Ogni volta che si traversasse un villaggio, il tenente faceva sfilare i soldati, reliquie di tutti i reggimenti li disponeva per colonna, ed orgoglioso del suo grado, stava diritto impalato come un i, finchè a suon di trombe il suo esercito sfilava innanzi ai paesani. Quei che non avevano armi seguitavano umilmente dietro a' bagagli; e me, come cappellano quest'era il mio posto naturale.

Ben tosto legai un'amicizia da spartir colle pertiche con la vivandiera, padrona d'un baroccio. Questa brava creatura camminava a piedi, traendo per la cavezza una rôzza sfinita; e perchè non le moriva la lingua in bocca, essa mi contò per filo e per segno la storia dei fatti di Saalfeld e d'Auerstedt, censurando le posizioni e i movimenti dei Prussiani su questi due campi: alle quali critiche di strategia io non aveva a ridir nulla, io che mi sentivo capacissimo di perdere una battaglia, fossi ben a capo di dugentomila soldati.

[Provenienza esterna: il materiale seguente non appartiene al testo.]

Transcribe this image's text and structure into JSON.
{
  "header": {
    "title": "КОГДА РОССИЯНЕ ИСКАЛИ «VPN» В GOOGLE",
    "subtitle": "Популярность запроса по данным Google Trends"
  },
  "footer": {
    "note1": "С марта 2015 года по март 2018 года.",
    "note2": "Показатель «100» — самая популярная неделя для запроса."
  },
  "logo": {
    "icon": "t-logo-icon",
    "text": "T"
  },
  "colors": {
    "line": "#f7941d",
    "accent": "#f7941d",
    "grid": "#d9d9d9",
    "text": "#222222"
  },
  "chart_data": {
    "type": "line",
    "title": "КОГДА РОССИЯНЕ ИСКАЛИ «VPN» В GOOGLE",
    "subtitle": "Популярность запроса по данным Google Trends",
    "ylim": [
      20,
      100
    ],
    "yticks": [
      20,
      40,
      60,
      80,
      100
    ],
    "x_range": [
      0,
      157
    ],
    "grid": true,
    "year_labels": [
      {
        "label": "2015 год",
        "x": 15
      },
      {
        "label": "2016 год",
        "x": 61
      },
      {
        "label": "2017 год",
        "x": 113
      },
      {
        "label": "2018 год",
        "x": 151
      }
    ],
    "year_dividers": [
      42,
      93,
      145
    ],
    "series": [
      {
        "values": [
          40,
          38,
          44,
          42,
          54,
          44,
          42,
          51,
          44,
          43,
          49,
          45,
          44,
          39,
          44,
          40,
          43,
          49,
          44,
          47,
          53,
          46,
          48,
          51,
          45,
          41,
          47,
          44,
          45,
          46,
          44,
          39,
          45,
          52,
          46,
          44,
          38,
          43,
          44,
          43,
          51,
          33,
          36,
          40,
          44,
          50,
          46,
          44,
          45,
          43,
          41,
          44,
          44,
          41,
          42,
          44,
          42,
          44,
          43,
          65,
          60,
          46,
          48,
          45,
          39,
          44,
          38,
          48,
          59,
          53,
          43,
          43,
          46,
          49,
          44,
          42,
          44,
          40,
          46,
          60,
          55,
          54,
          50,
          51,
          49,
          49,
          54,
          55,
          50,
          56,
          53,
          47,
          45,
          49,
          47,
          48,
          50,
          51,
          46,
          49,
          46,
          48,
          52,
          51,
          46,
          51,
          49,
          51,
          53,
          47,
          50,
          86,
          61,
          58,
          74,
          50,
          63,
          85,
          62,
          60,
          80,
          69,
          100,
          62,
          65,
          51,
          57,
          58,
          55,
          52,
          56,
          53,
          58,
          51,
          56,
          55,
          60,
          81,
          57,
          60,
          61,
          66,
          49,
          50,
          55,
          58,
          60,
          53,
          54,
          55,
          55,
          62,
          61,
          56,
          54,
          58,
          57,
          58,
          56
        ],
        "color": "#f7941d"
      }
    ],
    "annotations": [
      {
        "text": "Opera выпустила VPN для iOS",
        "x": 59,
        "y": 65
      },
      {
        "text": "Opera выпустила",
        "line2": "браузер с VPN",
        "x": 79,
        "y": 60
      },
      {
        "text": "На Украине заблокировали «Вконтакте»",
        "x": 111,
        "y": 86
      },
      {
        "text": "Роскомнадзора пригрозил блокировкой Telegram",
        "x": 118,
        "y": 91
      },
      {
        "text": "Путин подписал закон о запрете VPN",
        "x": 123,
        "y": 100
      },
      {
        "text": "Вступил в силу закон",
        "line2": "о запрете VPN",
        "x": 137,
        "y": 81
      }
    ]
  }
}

Questa commilitona si chiamava Elisabetta, e quel ch'è curioso, acconciava il capo al modo che si vuol dipingere la regina d'Inghilterra di questo nome: avea il viso e tutto contro tutte le tentazioni, ma umor allegro, spiritosa, pizzicava di letteratura, e cantava canzoni berlinesi con una voce da passare le orecchie. Il suo spirito e la sua acquavite le davano non poca influenza sulla truppa nostra, e le schiudevano l'accesso al consiglio di guerra, dove mettea fuori il suo partito ogni qual volta si trattasse di determinar la marcia del nostro convoglio.

Il lento passo della sua rôzza, le lusinghe dell'acquavite e il suo ascendente sovra i soldati, la rendevano il vero capo nostro, tuttochè marciasse alla coda: e per non isfaticar il suo ronzino, non facevamo più di dieci o dodici miglia al giorno. La notte ci fermavamo nei villaggi, dove i soldati godevano tutta la libertà: ogni due giorni si teneva consiglio.

Per dire il vero, di questo passo non s'andava innanzi gran che: ma di giorno in giorno l'esercito aumentava di alcuni soldati che s'intruppavano con noi, in modo che arrivammo a contare dugento uomini, fra i quali due dragoni e quattro trombetti.